Lo olvidado desde hace mucho
Entre nuevas y rebeldes emociones,
No deja recuerdos tiernos a tu alma.
Pero en un día de tristeza silenciosa
Pronúncialo añorando:
Existe alguien que me recuerda
Existe en el Universo un corazón
Donde todavía vivo.
Por lo visto Knórosov, como un profundo conocedor de la literatura, la poesía, y amante de la iconografía, seguía las reflexiones del gran poeta ruso Alexandr Pushkin. Estaba claro que para él la literatura era una cierta forma de adquisición del colectivo de personas afines. Si sus amigos del periodo estudiantil se acuerdan de sus aficiones literarias románticas al estilo de Dafnis y Cloe, después, a una edad más madura, él siempre ofrecía a sus colegas una vieja edición de antes de la Revolución, ya gastada, del Conde Drácula, ya que en los tiempos soviéticos este libro no se publicaba en el país.

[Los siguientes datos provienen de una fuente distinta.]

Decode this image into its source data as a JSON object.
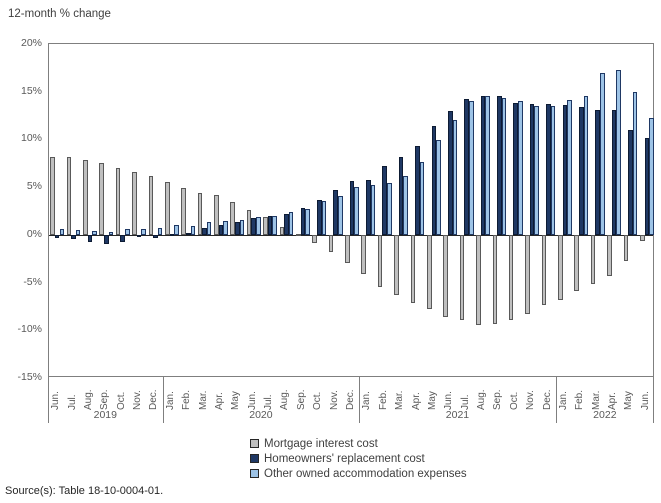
{
  "chart_data": {
    "type": "bar",
    "title": "12-month % change",
    "source": "Source(s): Table 18-10-0004-01.",
    "ylim": [
      -15,
      20
    ],
    "grid": "off",
    "legend_position": "bottom-center",
    "y_ticks": [
      {
        "label": "20%",
        "value": 20
      },
      {
        "label": "15%",
        "value": 15
      },
      {
        "label": "10%",
        "value": 10
      },
      {
        "label": "5%",
        "value": 5
      },
      {
        "label": "0%",
        "value": 0
      },
      {
        "label": "-5%",
        "value": -5
      },
      {
        "label": "-10%",
        "value": -10
      },
      {
        "label": "-15%",
        "value": -15
      }
    ],
    "months": [
      "Jun.",
      "Jul.",
      "Aug.",
      "Sep.",
      "Oct.",
      "Nov.",
      "Dec.",
      "Jan.",
      "Feb.",
      "Mar.",
      "Apr.",
      "May",
      "Jun.",
      "Jul.",
      "Aug.",
      "Sep.",
      "Oct.",
      "Nov.",
      "Dec.",
      "Jan.",
      "Feb.",
      "Mar.",
      "Apr.",
      "May",
      "Jun.",
      "Jul.",
      "Aug.",
      "Sep.",
      "Oct.",
      "Nov.",
      "Dec.",
      "Jan.",
      "Feb.",
      "Mar.",
      "Apr.",
      "May",
      "Jun."
    ],
    "years": [
      {
        "label": "2019",
        "span": 7
      },
      {
        "label": "2020",
        "span": 12
      },
      {
        "label": "2021",
        "span": 12
      },
      {
        "label": "2022",
        "span": 6
      }
    ],
    "series": [
      {
        "name": "Mortgage interest cost",
        "fill": "#bfbfbf",
        "border": "#595959",
        "values": [
          8.2,
          8.2,
          7.8,
          7.5,
          7.0,
          6.6,
          6.2,
          5.5,
          4.9,
          4.4,
          4.2,
          3.4,
          2.6,
          1.9,
          0.8,
          0.0,
          -0.9,
          -1.8,
          -3.0,
          -4.1,
          -5.5,
          -6.3,
          -7.1,
          -7.8,
          -8.6,
          -8.9,
          -9.4,
          -9.3,
          -8.9,
          -8.3,
          -7.4,
          -6.8,
          -5.9,
          -5.2,
          -4.3,
          -2.7,
          -0.6
        ]
      },
      {
        "name": "Homeowners' replacement cost",
        "fill": "#1f3864",
        "border": "#0d1b33",
        "values": [
          -0.3,
          -0.4,
          -0.7,
          -1.0,
          -0.8,
          -0.1,
          -0.3,
          0.1,
          0.2,
          0.7,
          1.0,
          1.3,
          1.8,
          2.0,
          2.2,
          2.8,
          3.7,
          4.7,
          5.6,
          5.8,
          7.2,
          8.2,
          9.3,
          11.4,
          13.0,
          14.2,
          14.5,
          14.6,
          13.8,
          13.7,
          13.7,
          13.6,
          13.4,
          13.1,
          13.1,
          11.0,
          10.1
        ]
      },
      {
        "name": "Other owned accommodation expenses",
        "fill": "#9dc3e6",
        "border": "#1f3864",
        "values": [
          0.6,
          0.5,
          0.4,
          0.3,
          0.6,
          0.6,
          0.7,
          1.0,
          0.9,
          1.3,
          1.5,
          1.6,
          1.9,
          2.0,
          2.4,
          2.7,
          3.6,
          4.1,
          5.0,
          5.2,
          5.4,
          6.2,
          7.6,
          9.9,
          12.0,
          14.0,
          14.6,
          14.3,
          14.0,
          13.5,
          13.5,
          14.1,
          14.6,
          17.0,
          17.3,
          15.0,
          12.2
        ]
      }
    ]
  }
}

Sin embargo, Knórosov no aceptaba a los autores solo porque éstos fueran admirados oficialmente. A Anna Ajmátova no la consideraba una poetisa. Decía que «nunca había escuchado» acerca de Marina Tsvetáyeva, otra poetisa. Consideraba que Doctor Zhivago era una obra literaria bastante mediocre. Por otra parte, contaba con orgullo que estaba familiarizado con el texto original de «Murka» –una canción callejera de inicios del siglo xx. Era su propio estilo knorosoviano de posicionarse. Desde el principio nos había unido el amor a El buen soldado Schweik, de Jaroslav Hasek; Knórosov citaba este libro a menudo. Siempre volvía a leer y citar Nuestro hombre en La Habana. De por sí Graham Greene era uno de sus autores favoritos –él lo destacaba y apreciaba por una cierta absurdidad doméstica de las tramas y su peculiar humor paradójico. Por algo Yuri Valentínovich también decía, refiriéndose a los dramas de su propia vida: «El sentido de humor es lo que siempre me ha salvado».
Nunca hablaba de sus dramas vividos, y si los mencionaba entonces usaba activamente los caminos literarios, que a sabiendas disminuían la importancia de lo narrado –las paradojas, la ironía, la atenuación. Su humor era precisamente así, paradójico, y a veces estaba a punto de volverse negro. Me acuerdo que a la hora de publicar el texto de Knórosov acerca del poblamiento de América (siempre me pedía que me encargara de sus «editoras» moscovitas) el redactor de una de las editoriales trataba firmemente de quitar u obligaba a cambiar la frase: «A los indígenas les ayudaba una fuerte corriente ecuatorial y constantes vientos alisios que llevaban los barcos y las balsas a las islas de Polinesia, en donde a los marineros con alegría los recibían los caníbales locales». Una vez, para ilustrar «los principios de trabajo de los etnógrafos», me envió un poema del poeta de inicios del siglo xx Vasily Velichko, titulado «Para la reserva»,[8] escrito en una máquina de escribir:
Atravesó muchos mares agitados
El abad Fra-Jiménez, obstinadamente y sin tener miedo:
Recorrió muchos países para sembrar granos de la fe
En zonas silvestres de corazones de pobres bárbaros.